HOW'S BUSINESS? Piattino is staying alive
Restaurants taking a hit during the COVID-19 pandemic are turning to new ways to stay active. Piattino, an Italian restaurant at 1140 N.W. Everett St. in the Pearl District, has scaled back to one cook and a helper three nights a week, takeout only, with the three owners taking turns doing the cooking.
One of the partners, Ajay Narayan, said business is down 90% since February. And takeout is expensive: Delivery service Grubhub takes 35% of the cost of an order, plus the tip.
The partners recently decided to offer free food once a week to workers on the front line fighting COVID-19. Three weeks ago, they dropped off pizza and pasta for 50 at Legacy Good Samaritan Hospital in Northwest Portland, timed for the 8 p.m. shift change.
The next week it was food for 50 at Oregon Science & Health University's emergency room on Marquam Hill. (Staff came out to get it from the parking lot, since visitors are not allowed in.) A week later, they fed 10 people manning the coronavirus testing tent near the Moda Center, and OHSU again. On Tuesday, April 14, they delivered pizza and pasta for 50 to the Portland Police precinct downtown on Southwest Second Avenue.
Narayan said they put the word out on @piattinopdx and some people donated cash to pay for the food. An Indian restaurant in Beaverton was inspired to donate food in Washington County.
"If we can spread something #contagious in these tough times, let it be love, #compassion and of course delicious food for those who are fighting this covid crisis on all our behalf. … We prioritize #peopleoverprofits," he wrote.
He's hoping restrictions will be loosened soon and customers will be allowed to dine in at Piattino again. How long the business can survive, Narayan isn't sure.
"We're cooking ourselves, so we're not paying for that," he said. "I wouldn't pay myself $35 an hour to clean my home, so I don't pay myself $25 an hour to make pizza."
Narayan preps smaller amounts of food. When an item sells out, it's pulled from the menu for the night.
He applied for the Payroll Protection Program but did not get it because funds were exhausted. Now Narayan is looking into Small Business Association loans. Keeping the restaurant alive is doable for now, especially since they got a break on rent. But time is of the essence.
Narayan has contacts in the Bay Area, which, so far, has had relatively few COVID-19 deaths because social distancing was put in place early and strictly.
Still, the economic impact there is dire.
"A lot of places I know in the Bay Area are shutting their doors for good. My friend has a deli in San Francisco in the Embarcadero Center," he said. "They walked away from it because they couldn't make it work. The rent alone was $18,000 a month. The same thing happened in San Pedro market in San Jose. I have friends that had a Japanese restaurant in the big Asian center. The rent was $25,000 a month. It's closed."

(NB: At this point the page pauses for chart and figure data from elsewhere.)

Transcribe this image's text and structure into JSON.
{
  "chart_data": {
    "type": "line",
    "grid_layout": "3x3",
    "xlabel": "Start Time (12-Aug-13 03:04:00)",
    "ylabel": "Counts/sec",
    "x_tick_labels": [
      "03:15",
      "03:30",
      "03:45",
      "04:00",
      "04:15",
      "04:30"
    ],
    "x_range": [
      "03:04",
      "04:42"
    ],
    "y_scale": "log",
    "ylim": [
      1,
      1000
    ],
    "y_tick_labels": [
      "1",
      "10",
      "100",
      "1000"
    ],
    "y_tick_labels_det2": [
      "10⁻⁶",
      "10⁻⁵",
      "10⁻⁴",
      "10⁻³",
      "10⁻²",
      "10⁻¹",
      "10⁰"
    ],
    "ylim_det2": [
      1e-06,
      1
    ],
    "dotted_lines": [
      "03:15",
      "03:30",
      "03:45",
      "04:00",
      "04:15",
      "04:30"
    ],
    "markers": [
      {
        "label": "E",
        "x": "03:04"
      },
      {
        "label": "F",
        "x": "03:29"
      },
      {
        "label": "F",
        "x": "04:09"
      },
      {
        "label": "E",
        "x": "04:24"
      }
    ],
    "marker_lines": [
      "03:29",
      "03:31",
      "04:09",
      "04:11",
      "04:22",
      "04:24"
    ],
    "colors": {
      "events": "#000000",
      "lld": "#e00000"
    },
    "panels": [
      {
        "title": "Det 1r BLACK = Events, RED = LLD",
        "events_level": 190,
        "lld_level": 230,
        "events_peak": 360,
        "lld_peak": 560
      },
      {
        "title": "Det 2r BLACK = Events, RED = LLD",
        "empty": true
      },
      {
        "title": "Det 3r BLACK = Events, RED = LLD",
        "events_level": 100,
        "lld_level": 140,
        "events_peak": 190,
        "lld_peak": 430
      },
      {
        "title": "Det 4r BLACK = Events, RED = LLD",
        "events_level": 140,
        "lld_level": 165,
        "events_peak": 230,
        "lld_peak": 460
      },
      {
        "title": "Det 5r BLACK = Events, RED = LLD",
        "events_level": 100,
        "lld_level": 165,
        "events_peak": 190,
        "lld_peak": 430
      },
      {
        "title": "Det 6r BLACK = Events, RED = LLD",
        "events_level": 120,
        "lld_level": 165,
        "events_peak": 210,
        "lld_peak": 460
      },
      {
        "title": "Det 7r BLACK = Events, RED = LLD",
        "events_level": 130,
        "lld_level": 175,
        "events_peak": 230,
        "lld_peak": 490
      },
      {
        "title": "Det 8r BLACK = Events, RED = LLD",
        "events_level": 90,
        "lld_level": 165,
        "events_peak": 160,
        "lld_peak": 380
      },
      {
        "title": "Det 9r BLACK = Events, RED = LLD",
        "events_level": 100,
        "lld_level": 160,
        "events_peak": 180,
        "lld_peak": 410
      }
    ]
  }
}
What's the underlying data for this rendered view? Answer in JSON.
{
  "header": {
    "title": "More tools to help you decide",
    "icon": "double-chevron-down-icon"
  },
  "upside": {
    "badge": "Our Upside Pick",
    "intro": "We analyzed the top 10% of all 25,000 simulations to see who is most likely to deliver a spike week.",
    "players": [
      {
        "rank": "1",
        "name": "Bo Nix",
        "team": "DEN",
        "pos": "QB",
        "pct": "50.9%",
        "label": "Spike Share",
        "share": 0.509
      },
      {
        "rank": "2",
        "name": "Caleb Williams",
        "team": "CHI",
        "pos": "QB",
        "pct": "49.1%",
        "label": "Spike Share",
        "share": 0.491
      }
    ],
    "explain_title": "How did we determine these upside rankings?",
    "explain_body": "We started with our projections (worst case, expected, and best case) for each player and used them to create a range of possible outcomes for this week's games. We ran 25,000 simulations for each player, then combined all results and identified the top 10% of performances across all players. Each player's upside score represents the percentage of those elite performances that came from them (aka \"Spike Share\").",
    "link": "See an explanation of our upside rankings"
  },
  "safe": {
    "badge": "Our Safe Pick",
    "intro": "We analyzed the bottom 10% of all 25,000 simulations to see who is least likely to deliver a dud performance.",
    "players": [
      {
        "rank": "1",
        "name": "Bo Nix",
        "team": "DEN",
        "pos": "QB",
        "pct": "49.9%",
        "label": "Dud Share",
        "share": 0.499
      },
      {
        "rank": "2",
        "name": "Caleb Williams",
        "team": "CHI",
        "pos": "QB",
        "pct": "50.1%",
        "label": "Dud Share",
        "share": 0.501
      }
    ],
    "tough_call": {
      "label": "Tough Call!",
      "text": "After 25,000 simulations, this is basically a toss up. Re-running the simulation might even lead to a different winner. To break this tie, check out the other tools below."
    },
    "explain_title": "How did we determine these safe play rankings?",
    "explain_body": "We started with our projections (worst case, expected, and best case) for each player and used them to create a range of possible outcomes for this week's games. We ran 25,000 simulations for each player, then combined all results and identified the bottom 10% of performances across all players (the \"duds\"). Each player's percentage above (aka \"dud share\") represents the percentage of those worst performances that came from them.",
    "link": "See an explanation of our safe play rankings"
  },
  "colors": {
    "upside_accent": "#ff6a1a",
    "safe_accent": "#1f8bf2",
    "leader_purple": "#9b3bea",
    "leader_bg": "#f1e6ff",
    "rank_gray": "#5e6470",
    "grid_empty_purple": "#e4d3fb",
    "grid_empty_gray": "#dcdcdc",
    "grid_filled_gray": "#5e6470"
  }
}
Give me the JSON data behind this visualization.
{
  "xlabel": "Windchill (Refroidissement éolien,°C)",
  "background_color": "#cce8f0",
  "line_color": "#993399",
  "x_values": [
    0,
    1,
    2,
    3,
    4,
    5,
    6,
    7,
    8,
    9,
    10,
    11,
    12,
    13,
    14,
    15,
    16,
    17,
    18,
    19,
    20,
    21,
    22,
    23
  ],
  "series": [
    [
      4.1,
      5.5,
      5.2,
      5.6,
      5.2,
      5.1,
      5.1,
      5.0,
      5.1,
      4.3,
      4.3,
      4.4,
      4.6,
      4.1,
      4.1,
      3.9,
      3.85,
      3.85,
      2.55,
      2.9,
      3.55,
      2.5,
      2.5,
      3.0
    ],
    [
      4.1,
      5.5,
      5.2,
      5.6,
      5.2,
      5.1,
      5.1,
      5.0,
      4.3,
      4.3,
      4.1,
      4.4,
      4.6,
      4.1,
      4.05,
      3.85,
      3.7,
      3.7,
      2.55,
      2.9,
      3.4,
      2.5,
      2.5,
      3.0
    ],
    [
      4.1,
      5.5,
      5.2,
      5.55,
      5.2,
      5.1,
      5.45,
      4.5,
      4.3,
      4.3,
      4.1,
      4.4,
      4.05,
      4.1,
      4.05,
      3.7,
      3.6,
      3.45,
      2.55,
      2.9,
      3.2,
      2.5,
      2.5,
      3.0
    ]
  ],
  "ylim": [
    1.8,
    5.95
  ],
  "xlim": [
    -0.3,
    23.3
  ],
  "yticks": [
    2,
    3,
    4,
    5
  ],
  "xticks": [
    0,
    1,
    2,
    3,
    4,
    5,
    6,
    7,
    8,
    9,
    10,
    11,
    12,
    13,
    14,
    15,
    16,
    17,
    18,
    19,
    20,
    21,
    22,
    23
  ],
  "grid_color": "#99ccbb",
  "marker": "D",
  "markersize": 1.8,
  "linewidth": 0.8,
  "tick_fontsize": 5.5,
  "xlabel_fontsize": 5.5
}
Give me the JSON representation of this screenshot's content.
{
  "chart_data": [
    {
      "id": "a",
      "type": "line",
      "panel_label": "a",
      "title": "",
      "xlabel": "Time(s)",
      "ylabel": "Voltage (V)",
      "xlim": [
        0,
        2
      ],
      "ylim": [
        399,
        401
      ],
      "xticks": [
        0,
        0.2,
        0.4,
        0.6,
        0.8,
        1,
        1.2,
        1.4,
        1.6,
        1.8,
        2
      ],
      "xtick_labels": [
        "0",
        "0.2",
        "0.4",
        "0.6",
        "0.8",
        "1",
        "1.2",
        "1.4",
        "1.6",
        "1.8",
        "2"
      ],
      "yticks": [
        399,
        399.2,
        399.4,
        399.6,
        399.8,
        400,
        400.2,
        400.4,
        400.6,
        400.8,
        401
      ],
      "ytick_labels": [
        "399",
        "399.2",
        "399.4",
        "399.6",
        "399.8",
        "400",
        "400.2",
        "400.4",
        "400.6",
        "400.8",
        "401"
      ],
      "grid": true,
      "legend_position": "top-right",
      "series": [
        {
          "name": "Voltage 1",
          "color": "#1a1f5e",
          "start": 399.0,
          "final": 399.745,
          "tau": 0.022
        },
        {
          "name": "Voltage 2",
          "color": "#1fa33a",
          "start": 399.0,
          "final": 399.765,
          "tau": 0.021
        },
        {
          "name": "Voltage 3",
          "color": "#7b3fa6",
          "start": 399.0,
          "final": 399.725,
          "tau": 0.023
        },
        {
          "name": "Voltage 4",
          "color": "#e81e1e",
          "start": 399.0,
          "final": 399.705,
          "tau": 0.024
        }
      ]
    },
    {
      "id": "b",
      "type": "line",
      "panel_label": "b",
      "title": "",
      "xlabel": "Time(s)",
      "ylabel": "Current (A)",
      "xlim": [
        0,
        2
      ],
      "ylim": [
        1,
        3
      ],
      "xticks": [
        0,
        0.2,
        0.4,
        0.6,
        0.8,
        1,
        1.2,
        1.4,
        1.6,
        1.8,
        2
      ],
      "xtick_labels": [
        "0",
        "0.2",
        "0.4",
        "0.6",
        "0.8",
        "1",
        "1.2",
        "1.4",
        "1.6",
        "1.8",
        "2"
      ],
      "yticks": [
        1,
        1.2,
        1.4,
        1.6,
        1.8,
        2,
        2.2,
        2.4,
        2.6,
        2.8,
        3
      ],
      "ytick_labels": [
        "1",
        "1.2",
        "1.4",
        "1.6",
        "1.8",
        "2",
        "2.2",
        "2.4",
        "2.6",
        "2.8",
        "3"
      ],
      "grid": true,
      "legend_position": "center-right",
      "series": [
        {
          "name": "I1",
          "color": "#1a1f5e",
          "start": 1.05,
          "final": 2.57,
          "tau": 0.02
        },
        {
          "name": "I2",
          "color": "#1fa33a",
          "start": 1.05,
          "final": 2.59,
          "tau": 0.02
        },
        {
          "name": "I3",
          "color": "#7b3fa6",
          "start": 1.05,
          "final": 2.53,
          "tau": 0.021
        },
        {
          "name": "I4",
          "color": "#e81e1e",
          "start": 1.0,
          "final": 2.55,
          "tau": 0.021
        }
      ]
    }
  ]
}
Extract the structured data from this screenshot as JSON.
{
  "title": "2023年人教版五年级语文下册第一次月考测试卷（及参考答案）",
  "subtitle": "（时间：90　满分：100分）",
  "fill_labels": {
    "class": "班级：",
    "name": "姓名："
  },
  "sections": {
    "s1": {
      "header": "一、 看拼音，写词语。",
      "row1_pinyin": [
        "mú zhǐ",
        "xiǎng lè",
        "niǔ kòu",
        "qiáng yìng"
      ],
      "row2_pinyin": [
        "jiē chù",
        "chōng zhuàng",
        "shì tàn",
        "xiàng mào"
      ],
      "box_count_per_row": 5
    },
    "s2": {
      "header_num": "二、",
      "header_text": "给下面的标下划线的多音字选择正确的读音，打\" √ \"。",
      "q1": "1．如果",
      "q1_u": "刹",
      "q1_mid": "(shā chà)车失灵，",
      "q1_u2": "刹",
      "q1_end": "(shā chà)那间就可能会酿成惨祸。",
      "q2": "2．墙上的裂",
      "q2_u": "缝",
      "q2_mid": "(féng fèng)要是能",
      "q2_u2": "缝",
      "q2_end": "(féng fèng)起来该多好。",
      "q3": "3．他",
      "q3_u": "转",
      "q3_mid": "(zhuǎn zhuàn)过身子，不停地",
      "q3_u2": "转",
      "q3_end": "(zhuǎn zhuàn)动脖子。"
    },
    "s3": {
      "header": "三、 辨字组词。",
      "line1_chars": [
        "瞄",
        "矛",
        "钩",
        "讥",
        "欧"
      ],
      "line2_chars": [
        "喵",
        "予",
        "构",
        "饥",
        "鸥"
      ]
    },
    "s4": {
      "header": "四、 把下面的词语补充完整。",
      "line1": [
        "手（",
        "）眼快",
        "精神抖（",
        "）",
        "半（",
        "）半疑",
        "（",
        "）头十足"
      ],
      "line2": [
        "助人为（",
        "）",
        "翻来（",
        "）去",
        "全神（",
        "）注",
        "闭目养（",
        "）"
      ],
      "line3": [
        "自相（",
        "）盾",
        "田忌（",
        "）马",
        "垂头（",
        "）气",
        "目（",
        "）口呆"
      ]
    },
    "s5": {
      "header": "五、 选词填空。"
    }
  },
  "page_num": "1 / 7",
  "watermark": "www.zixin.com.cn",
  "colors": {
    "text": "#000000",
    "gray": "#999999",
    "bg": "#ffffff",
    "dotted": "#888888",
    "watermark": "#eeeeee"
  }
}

The idea of giving food away is part marketing, part desire to give back.
A site called AdoptarestaurantPDX is trying to coordinate charitable efforts around restaurants in Northwest Portland. It connects people who want to buy takeout food, or donate a meal to someone more in need, or just give cash to the nonprofit Friendly House.
Narayan has been reaching out to institutions, but interested parties also have been contacting him via Instagram. One individual wanted to help the Portland Police, so they paid for half the food.
Narayan had another feed lined up for Saturday, April 18. This time it was dinner for 25 at Legacy Emanuel Hospital's emergency room staff.
He sees such an effort as sustainable in the short term, because his overhead is small — Narayan is not paying anyone any extra to do it. But he's keeping an eye on the day when he can reopen for dine-in business.
Narayan has heard contradictory things from the Trump administration and from Oregon Gov. Kate Brown about whether dining in would be allowed in Phase 1 of reopening the economy.
People get ready
The owners have been in favor of Oregon increasing the minimum wage to $15 an hour next year. It applies to servers, who supplement it with tips. Food prep workers in the back get more. With high unemployment and fewer restaurants opening, assuming many have gone out of business, would this depress wages? Narayan said he doesn't think so. In any case, Piattino's owners will stick to the current wage structure.
To get information, Narayan talks to staff at neighbor restaurants Pink Rabbit and Oven & Shaker more than to any restaurant association.
Having seen traffic backed up on I-5 when heading to his home in Vancouver, Washington, on the afternoon of April 17, Narayan thinks people already are starting to ignore the stay-at-home rules. He would be happy to reopen on May 1 with social distancing. "May the 1st, June the 1st, whenever the government says they're ready."
This means a maximum of four people could sit together, inside or outside. Servers would wear masks and have to wash their hands when switching between tables. Hand sanitizer is no longer allowed at Piattino because he says people do not use it as effectively as soap and water.
Staff already have to throw away or wash anything, like a fork, that they drop on the floor, and then wash their hands. So, the coronavirus etiquette is not that different from the normal rules for gaining an Oregon food handler card.
Diners will have to be spread out at alternate tables, effectively halving the capacity of the restaurant.